格闘技の黒船

久しぶりに古本屋をのぞいてみたら、小島貞二の『力道山以前の力道山たち』があったので迷わず購入。

現在まで通じる日本のプロレス史について語る場合は、力道山が相撲を廃業した昭和25年からはじまるのがふつうですが、異種格闘技戦はそれ以前からあり、大正十年にアド・サンテルが来日して講道館に挑戦したのはよく知られています。


http://okigura.lolipop.jp/jj/jj/kakutou/kakutop.htm


しかし、さらにさかのぼると、ペリー提督が二度目に来航し、日米和親条約を結んだ嘉永七年(1854年)に、米兵が力士に挑戦した相撲vsレスリング・ボクシングの他流試合の記録があります。


1854年2月26日。


三十人の力士団が横浜にやってきて、ペリー一行との接見式に臨みました。


彼らはまず、幕府がペリーに贈った白米200俵を浜辺から船に積み込んでみせます。

ここで、一俵を手玉に取りながら運んだり、二俵を両脇にかつぎ一俵を口にくわえて運んだりと思い思いのデモンストレーションを行い、中でも、白真弓肥太右衛門なる若手力士は、一人で八俵を運んでみせたというからすごいです。
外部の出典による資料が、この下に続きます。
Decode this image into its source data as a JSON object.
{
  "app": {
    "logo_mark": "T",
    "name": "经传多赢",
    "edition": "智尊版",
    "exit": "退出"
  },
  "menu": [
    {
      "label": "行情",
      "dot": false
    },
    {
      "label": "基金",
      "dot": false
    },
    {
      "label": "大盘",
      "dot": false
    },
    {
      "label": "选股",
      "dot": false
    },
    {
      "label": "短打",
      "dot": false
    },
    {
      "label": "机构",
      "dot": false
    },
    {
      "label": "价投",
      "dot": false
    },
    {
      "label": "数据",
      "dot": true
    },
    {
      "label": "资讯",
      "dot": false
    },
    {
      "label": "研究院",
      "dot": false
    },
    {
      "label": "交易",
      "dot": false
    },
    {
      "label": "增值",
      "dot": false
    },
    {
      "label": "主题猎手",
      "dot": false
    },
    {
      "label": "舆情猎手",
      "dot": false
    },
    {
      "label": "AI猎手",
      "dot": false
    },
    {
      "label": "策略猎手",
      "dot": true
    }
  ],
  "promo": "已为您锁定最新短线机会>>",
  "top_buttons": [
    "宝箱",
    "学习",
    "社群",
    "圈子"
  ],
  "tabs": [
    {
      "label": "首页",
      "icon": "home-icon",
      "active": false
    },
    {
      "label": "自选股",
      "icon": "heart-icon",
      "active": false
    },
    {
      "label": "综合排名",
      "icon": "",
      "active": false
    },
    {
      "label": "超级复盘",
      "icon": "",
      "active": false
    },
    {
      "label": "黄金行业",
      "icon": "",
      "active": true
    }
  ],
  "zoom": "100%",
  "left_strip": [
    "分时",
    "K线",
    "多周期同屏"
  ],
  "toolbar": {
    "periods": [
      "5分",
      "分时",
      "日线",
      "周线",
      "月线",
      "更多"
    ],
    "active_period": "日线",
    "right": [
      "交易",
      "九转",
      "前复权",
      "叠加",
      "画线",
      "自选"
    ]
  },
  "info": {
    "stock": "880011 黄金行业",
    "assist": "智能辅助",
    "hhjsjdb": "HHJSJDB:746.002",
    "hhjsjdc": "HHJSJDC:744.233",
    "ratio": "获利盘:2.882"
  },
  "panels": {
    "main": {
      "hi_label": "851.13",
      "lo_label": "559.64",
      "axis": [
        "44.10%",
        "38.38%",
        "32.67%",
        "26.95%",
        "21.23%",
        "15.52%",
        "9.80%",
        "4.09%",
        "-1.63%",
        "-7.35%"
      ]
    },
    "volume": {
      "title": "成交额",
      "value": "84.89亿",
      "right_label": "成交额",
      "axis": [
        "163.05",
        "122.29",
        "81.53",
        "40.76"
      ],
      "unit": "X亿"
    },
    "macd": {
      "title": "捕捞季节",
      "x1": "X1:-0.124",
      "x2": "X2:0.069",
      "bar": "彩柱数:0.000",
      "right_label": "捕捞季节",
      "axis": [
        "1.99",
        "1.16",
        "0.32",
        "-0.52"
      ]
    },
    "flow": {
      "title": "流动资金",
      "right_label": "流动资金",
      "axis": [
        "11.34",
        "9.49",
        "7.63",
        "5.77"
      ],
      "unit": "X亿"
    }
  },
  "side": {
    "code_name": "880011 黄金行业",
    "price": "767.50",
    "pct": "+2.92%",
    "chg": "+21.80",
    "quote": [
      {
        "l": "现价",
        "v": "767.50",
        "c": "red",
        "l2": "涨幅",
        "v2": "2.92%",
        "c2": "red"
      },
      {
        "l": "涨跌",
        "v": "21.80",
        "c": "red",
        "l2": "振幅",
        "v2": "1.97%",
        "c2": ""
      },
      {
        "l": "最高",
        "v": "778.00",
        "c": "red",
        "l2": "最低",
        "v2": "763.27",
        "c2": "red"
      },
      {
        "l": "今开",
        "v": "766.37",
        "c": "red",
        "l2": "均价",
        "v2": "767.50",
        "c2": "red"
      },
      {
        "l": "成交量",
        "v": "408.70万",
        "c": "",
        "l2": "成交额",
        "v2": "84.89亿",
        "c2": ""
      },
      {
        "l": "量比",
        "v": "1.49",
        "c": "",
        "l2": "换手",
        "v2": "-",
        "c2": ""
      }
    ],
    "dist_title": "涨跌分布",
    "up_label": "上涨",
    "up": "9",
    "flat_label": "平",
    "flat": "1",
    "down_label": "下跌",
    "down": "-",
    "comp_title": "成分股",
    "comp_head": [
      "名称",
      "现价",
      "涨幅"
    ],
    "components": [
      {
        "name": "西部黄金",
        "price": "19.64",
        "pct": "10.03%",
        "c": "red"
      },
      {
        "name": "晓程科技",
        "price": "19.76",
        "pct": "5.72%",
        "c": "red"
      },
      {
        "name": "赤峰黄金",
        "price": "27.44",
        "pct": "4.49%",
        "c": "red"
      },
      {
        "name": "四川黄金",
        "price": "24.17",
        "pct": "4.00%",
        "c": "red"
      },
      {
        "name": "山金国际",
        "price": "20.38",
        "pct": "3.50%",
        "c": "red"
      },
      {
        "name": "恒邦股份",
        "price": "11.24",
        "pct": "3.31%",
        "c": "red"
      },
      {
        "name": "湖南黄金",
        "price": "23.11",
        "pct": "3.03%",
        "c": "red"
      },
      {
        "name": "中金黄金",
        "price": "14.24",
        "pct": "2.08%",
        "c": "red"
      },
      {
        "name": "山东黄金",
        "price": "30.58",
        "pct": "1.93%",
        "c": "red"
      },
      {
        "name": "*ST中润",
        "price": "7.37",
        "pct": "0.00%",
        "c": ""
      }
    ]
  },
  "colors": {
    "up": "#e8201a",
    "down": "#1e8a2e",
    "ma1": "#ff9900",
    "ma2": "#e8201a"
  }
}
米俵一つで十九貫、71.25kgありますから、八俵だと570kgあることになります。


日本パワーリフティング協会のHPによると、スクワットの日本記録が435kgなので、これをはるかに上回ることになるわけですね。かなり眉唾物と言わざるを得ないですが、まぁとにかく当時の記録にはそう書いてあります。


んで、米俵運びに続いて稽古相撲を見せ、その激しさでペリーの度肝を抜き、血気盛んな水兵たちの闘志を煽りました。


「チャンピオンに挑戦したい」という兵士たちに、東の大関小柳常吉と、先ほど八俵を運んだ白真弓が受けて立ち、15〜6人が二人にぶつかっていきましたが、相撲ルールでやったのだからお話になりません。ただし、白真弓はパンチを受けて鼻血を出し、呼吸がかなり苦しかったそうです。


ひととおり終わったところで、とくに腕に覚えのある三人の水兵が、大関に再度、今度は三人がけで挑みましたがこれも手もなくひねられ、結果は米軍の完敗。


海軍士官のレイモンドが、通訳を介して小柳に「何を食べ、どんなトレーニングをしているのか」と質問しましたが、その答えもふるっています。

「日本のうまい米と、うまい酒のせいだよ。稽古はいつも死ぬ覚悟でやっている。死ぬまでやるんだと、そう答えておくんなさい」



なるほど、当時からかわいがりの伝統が生きていたんですねぇ。